My palms are starting to sweat as I keep my clenched fist behind my back.
“Close your eyes.”
She does.
I place my gift on her apple-white palm.
She opens her eyes and scrutinizes the shimmering object in her palm.
“Gabriel?” She looks up at me.
I kneel down in front of her.
“Eva, will you marry me?”
“Absolutely not! What’s the meaning of this? You can’t hope to win my heart with this bit of crushed foil.”
“You just broke my heart. Here I am, presenting my heart to you and you just trample all over it with your huge feet.”
With feigned anger, Eva lunges at me and we wrestle for a few moments before collapsing into fits of laughter, rolling around in the bed of crackly, yellow leaves. Then the first drops of rain began to fall, forever bounded by gravity.

1942 eased in. The German Third Reich was at the height of its power. The Nazis were already advancing upon Russia. The Red Army began its conscription for the imminent battle at Stalingrad.

Eva and I spent one last night together in the shed tucked away in a corner of my garden. We made love. Soft stripes of moonlight filtered through the wooden boards, chilling our naked bodies. As we snuggled close together, skin to skin, Eva’s shoulders started shuddering, her chest began heaving. Soon, I felt a thin rivulet trace my left cheek.

The next morning, I walked Eva to the port, before I was required to report to the Army Headquarters, our fingers entwined. There, we held each other in a long embrace as pandemonium arose around us, with people laden with hefty suitcases bursting with clothes and prized possessions, perhaps photographs of their beloved that have gone to fight the war, lunging for the boats in a mad rush. I could barely hear the commotion as she whispered to me, the raggedness of her voice interspersing with my heavy breathing, “I’ll be waiting for you because I know you’ll come back to me.”
We sealed the promise with a kiss, then I watched her retreat reluctantly to the boats, her eyes shining with tears, her lips forming a quivering smile.

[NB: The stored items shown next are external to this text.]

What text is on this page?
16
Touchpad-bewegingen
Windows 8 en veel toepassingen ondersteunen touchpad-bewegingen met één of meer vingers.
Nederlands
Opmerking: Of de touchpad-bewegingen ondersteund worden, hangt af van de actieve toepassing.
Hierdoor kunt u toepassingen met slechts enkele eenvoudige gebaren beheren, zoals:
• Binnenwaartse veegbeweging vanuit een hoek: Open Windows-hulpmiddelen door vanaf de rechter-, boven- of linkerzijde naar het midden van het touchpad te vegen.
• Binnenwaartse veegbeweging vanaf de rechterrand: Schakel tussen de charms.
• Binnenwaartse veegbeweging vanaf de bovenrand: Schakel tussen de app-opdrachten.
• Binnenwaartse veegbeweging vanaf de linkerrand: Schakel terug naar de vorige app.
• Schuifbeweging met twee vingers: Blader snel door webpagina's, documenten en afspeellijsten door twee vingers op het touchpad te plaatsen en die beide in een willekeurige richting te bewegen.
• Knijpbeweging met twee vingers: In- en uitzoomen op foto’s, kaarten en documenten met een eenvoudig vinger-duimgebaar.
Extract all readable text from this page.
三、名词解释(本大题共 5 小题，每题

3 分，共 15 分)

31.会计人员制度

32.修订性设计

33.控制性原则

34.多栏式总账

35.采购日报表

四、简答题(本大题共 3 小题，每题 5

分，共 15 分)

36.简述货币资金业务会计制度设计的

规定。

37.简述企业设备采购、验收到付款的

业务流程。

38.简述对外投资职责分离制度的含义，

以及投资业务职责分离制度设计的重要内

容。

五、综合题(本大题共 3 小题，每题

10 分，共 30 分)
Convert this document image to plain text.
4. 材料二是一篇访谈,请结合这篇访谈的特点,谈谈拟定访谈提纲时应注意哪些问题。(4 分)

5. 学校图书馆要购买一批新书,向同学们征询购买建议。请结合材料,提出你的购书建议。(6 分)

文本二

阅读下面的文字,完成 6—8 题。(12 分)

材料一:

I wish I could tell you she was able to sail away to America (where we’d agreed to meet again) and after arduous months of waiting, finally reunited with me, or in a darker scenario, was struck down by shrapnel so that our love could continue, unchanged, the way she would continue living in my heart.
Alas.
I returned alive from the war in 1945 and for 6 years, scoured the whole of New York for her. I stopped on 19th June 1951, when I read about her in the newspapers.
She had married another- a wealthy oil magnate for that matter. I still kept the clipping in the top drawer of the chest by my bed. I take it out sometimes, and spend a whole hour sitting on my bed, fingering the yellowed paper, staring at her beautiful face in the photograph (“Igor Tolstoy, 34, with wife Eva Vodianova, 26”).
Stapled to the clipping was another. It was dated 10 April 1955, speaking of the magnate and his wife dying in a car crash, along with their children Veronika and Daniil , aged 2 and 4. (Tolstoy’s younger brother inherited their mansion in Boston and the bulk of their fortune, the remaining portion of it was donated to the Red Cross.)
I never loved another since Eva, because now, fifty years later, I still loved her like I did when we first met in the hustle and bustle of Moiseyevskaya Square.